DCN ARCHIVES

November 9, 2009

Health and safety

All trades can be exposed to asbestos, expert warns

The full impact of asbestos-related exposure in Canada has not been fully felt yet and its eventual reach will not discriminate among construction industry victims, says an expert.

“Unfortunately, asbestos respects no trade,” says Anne Kearse, attorney, Motley Rice LLC. “Whether it is an insulating, electrician or brick layer trade, all can be exposed to asbestos.”

Motley Rice is a leading legal firm in the area of asbestos-related litigation and is a key member of the International Mesothelioma Program based in the U.S.

The Canadian Medical Association recently reported that in addition to miners, construction workers continue to be exposed to asbestos. Among the types of asbestos-related products construction trades still come in contact with are pipe and block insulation, adhesives, fireproofing/acoustical spray, protective clothing, floor tile and cement asbestos pipe.

The Center for Study of Living Standards reports that in 2005, of the 557 Canadian deaths related to occupational disease, 340 deaths (61 per cent) were caused by exposure to asbestos compared to less than 60 a decade earlier.

Mesothelioma is one of two asbestos-related diseases and is almost always cancerous and fatal within one-to-two years of detection. Its high fatality rate is due to the long latency period (15-50 years) of the disease, by the time a case is diagnosed it cannot be treated. Canada’s mesothelioma case peak is not anticipated until 2020.

“Construction workers, however, have the potential for continued exposure during the maintenance, renovation and demolition of buildings that contain asbestos,” says Cancer Care Ontario.

The number of Ontario mesothelioma cases in 2006 rose to 177 from just 30 in 1980. During that time the number of mesothelioma incidence rates increased from 0.7 per 100,000 to two per cent per 100,000.

Research indicates that the dangers of asbestos were red-flagged as early as 100 AD. Ancient scribes Strabo and Pliny the Elder mentioned that a sickness seemed to follow those who worked with asbestos. Lung ailments were a common problem then for anyone who quarried asbestos or wove it into cloth. By the early 1900s both Canadian and American labour departments were talking about asbestos-related diseases.

About only one-third of Ontario patients with mesothelioma receive worker’s compensation. Thirty-eight per cent of all Ontario mesothelioma victims file a claim with WSIB and 87 per cent of those are accepted, notes Kearse.

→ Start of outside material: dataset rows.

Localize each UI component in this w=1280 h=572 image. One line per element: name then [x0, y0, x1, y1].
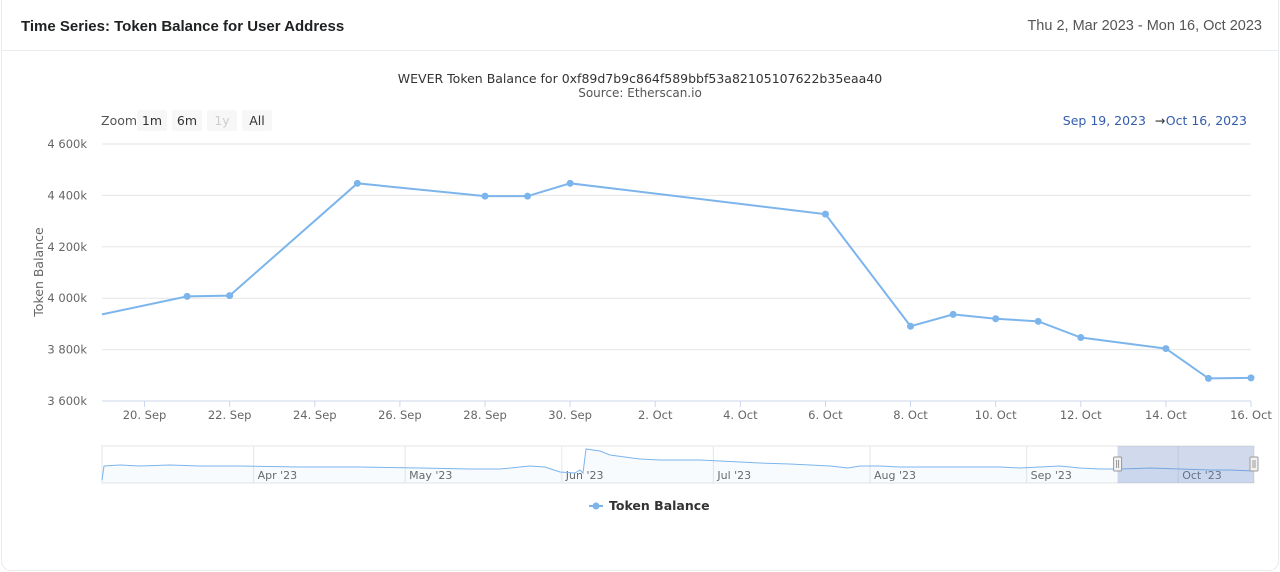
x-tick-label: 2. Oct [638, 408, 673, 422]
navigator[interactable]: Apr '23May '23Jun '23Jul '23Aug '23Sep '… [101, 445, 1259, 484]
grid-lines [102, 143, 1251, 402]
x-tick-label: 4. Oct [723, 408, 758, 422]
x-tick-label: 6. Oct [808, 408, 843, 422]
x-tick-label: 14. Oct [1145, 408, 1187, 422]
data-point[interactable] [1204, 374, 1212, 382]
series-token-balance [101, 179, 1255, 382]
range-arrow: → [1155, 113, 1165, 128]
x-tick-label: 10. Oct [975, 408, 1017, 422]
data-point[interactable] [226, 292, 234, 300]
data-point[interactable] [566, 179, 574, 187]
y-tick-label: 3 600k [47, 394, 87, 408]
zoom-label: Zoom [101, 113, 137, 128]
data-point[interactable] [183, 292, 191, 300]
data-point[interactable] [907, 322, 915, 330]
x-tick-label: 12. Oct [1060, 408, 1102, 422]
zoom-button-1m[interactable]: 1m [137, 110, 167, 131]
token-balance-chart: WEVER Token Balance for 0xf89d7b9c864f58… [31, 71, 1272, 513]
chart-title: WEVER Token Balance for 0xf89d7b9c864f58… [398, 71, 882, 86]
x-axis-ticks: 20. Sep 22. Sep 24. Sep 26. Sep 28. Sep 30. S… [123, 401, 1272, 422]
data-point[interactable] [1034, 317, 1042, 325]
x-tick-label: 24. Sep [293, 408, 337, 422]
x-tick-label: 16. Oct [1230, 408, 1272, 422]
data-point[interactable] [524, 192, 532, 200]
x-tick-label: 20. Sep [123, 408, 167, 422]
data-point[interactable] [992, 315, 1000, 323]
data-point[interactable] [353, 179, 361, 187]
y-tick-label: 4 200k [47, 240, 87, 254]
zoom-button-1y-label: 1y [214, 113, 230, 128]
navigator-selection[interactable] [1117, 446, 1254, 483]
y-tick-label: 4 600k [47, 137, 87, 151]
zoom-button-6m[interactable]: 6m [172, 110, 202, 131]
x-tick-label: 22. Sep [208, 408, 252, 422]
navigator-handle-right[interactable] [1249, 456, 1259, 472]
y-tick-label: 3 800k [47, 343, 87, 357]
data-point[interactable] [1162, 345, 1170, 353]
x-tick-label: 8. Oct [893, 408, 928, 422]
range-from-input[interactable]: Sep 19, 2023 [1063, 113, 1146, 128]
y-axis-label: Token Balance [31, 227, 46, 318]
y-tick-label: 4 000k [47, 291, 87, 305]
data-point[interactable] [1247, 374, 1255, 382]
zoom-button-1m-label: 1m [142, 113, 162, 128]
data-point[interactable] [481, 192, 489, 200]
legend-item-token-balance[interactable]: Token Balance [589, 498, 710, 513]
x-tick-label: 30. Sep [548, 408, 592, 422]
data-point[interactable] [821, 210, 829, 218]
x-tick-label: 28. Sep [463, 408, 507, 422]
legend-label: Token Balance [609, 498, 710, 513]
data-point[interactable] [949, 310, 957, 318]
navigator-handle-left[interactable] [1113, 456, 1123, 472]
y-tick-label: 4 400k [47, 188, 87, 202]
x-tick-label: 26. Sep [378, 408, 422, 422]
chart-subtitle: Source: Etherscan.io [578, 86, 702, 100]
zoom-button-6m-label: 6m [177, 113, 197, 128]
zoom-button-1y[interactable]: 1y [207, 110, 237, 131]
zoom-button-all[interactable]: All [242, 110, 272, 131]
data-point[interactable] [1077, 334, 1085, 342]
zoom-button-all-label: All [249, 113, 265, 128]
y-axis-ticks: 3 600k 3 800k 4 000k 4 200k 4 400k 4 600k [47, 137, 87, 408]
range-to-input[interactable]: Oct 16, 2023 [1166, 113, 1247, 128]
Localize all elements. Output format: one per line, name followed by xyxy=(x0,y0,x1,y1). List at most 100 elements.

“It’s a Schedule Four disease (with WSIB), there is a presumption there that it is a work-related disease and that is a hurdle overcome immediately when someone is diagnosed with mesothelioma,” says Kearse. “It is very under-reported and those who are eligible for workers compensation never file because they don’t realize when they are retired they can file for benefits if they develop asbestos-related disease. If they are deceased, their family is eligible to get compensation.”

The WSIB, Cancer Care Ontario, United Steel Workers and Canadian Cancer Society recently launched Occupational Cancer Research Ontario to help educate both workers and physicians about asbestos-related diseases and to make exposure histories are being documented.

Kearse advises construction stakeholders to preserve and share asbestos related job site information and records.

“As memories fade as we try and go back 30 to 50 years it is so much easier to document it now,” Kearse says. “When someone is ill, they have other things to take care of and the last thing they need is to worry and try figure out is what they were exposed to.”